The article shows the results of studies the platinum mineralization (within the framework of studying the complexity of deposits) in the waste of heavy concentrate in the southeastern flank of the Bolotisty gold-placer deposit, which the located in the Khabarovsky Krai (Russia). The deposit is localized in the “erosion window” among the covers of Miocene basalts and Eocene andesites, where Cretaceous sedimentary, tuffaceous-sedimentary rocks of the basement of the volcano structure, broken through by an Eocene intrusive body of intermediate and basic composition, come to the surface.
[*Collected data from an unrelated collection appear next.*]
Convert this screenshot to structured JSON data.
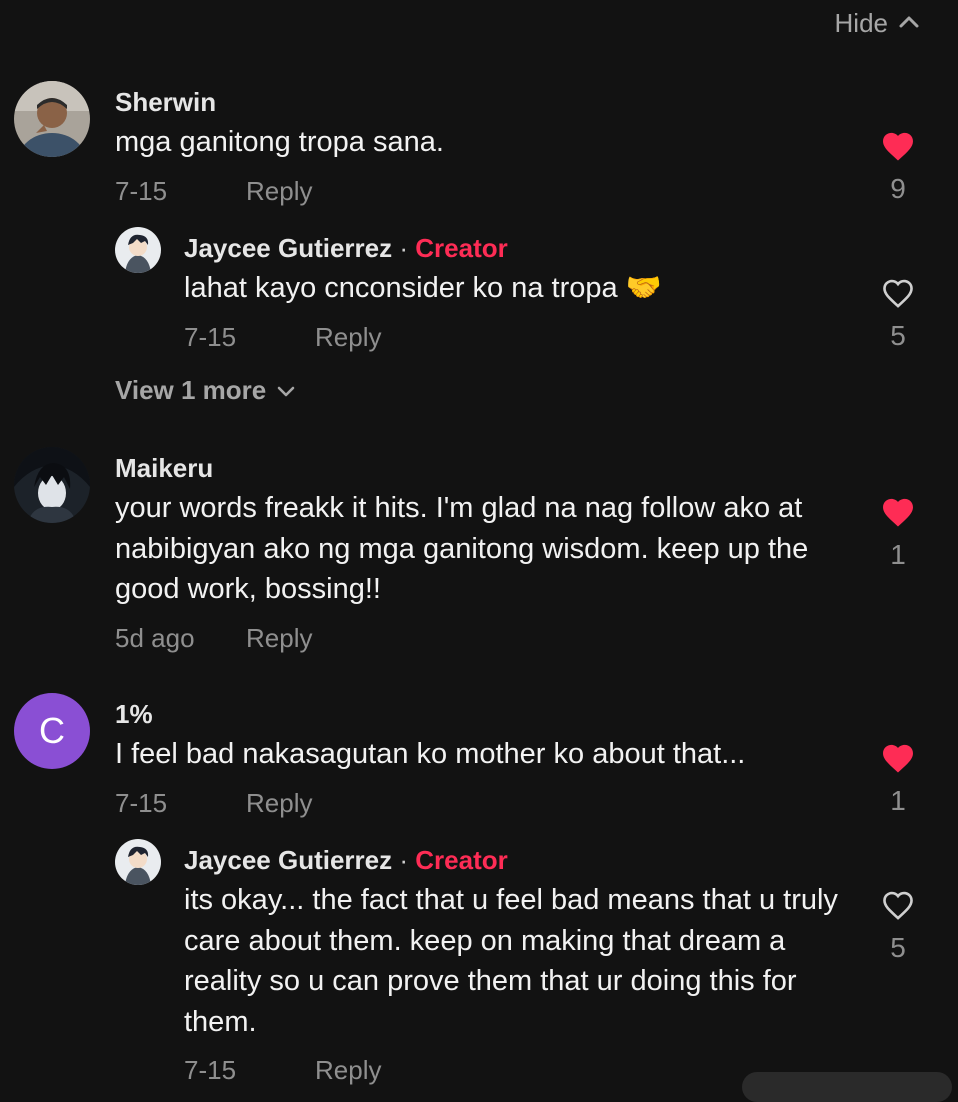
{
  "hide": {
    "label": "Hide",
    "icon": "chevron-up-icon"
  },
  "comments": [
    {
      "username": "Sherwin",
      "text": "mga ganitong tropa sana.",
      "date": "7-15",
      "reply_label": "Reply",
      "likes": "9",
      "liked": true
    },
    {
      "username": "Jaycee Gutierrez",
      "separator": "·",
      "badge": "Creator",
      "text": "lahat kayo cnconsider ko na tropa 🤝",
      "date": "7-15",
      "reply_label": "Reply",
      "likes": "5",
      "liked": false
    },
    {
      "username": "Maikeru",
      "text": "your words freakk it hits. I'm glad na nag follow ako at nabibigyan ako ng mga ganitong wisdom. keep up the good work, bossing!!",
      "date": "5d ago",
      "reply_label": "Reply",
      "likes": "1",
      "liked": true
    },
    {
      "username": "1%",
      "avatar_letter": "C",
      "text": "I feel bad nakasagutan ko mother ko about that...",
      "date": "7-15",
      "reply_label": "Reply",
      "likes": "1",
      "liked": true
    },
    {
      "username": "Jaycee Gutierrez",
      "separator": "·",
      "badge": "Creator",
      "text": "its okay... the fact that u feel bad means that u truly care about them. keep on making that dream a reality so u can prove them that ur doing this for them.",
      "date": "7-15",
      "reply_label": "Reply",
      "likes": "5",
      "liked": false
    }
  ],
  "view_more": {
    "label": "View 1 more",
    "icon": "chevron-down-icon"
  },
  "colors": {
    "background": "#121212",
    "liked_heart": "#fe2c55",
    "creator_badge": "#fe2c55",
    "letter_avatar": "#8a4fd4",
    "muted_text": "#8f8f8f"
  }
}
An abbreviated mineralogical analysis for monofraction of precious metals was carried out for a concentrate fraction weighing 1.813 kg with a grain size of -3.0 + 0.1 mm. Gold and platinum were found - 1.38 mg and 1.08 mg. Platinum has an iron impurity up to 3-5 % Fe and Cu, Ir, Rh impurities are variable. There are plate-like inclusions of native osmium with an admixture of ruthenium in 43 % of the studied platinum grains. There are single inclusions of ehrlichmanite. A large amount of high-temperature dipyramidal quartz, along with magnetite, chromite, tourmaline and other minerals is a characteristic feature of the concentrate and platinum grains of this area.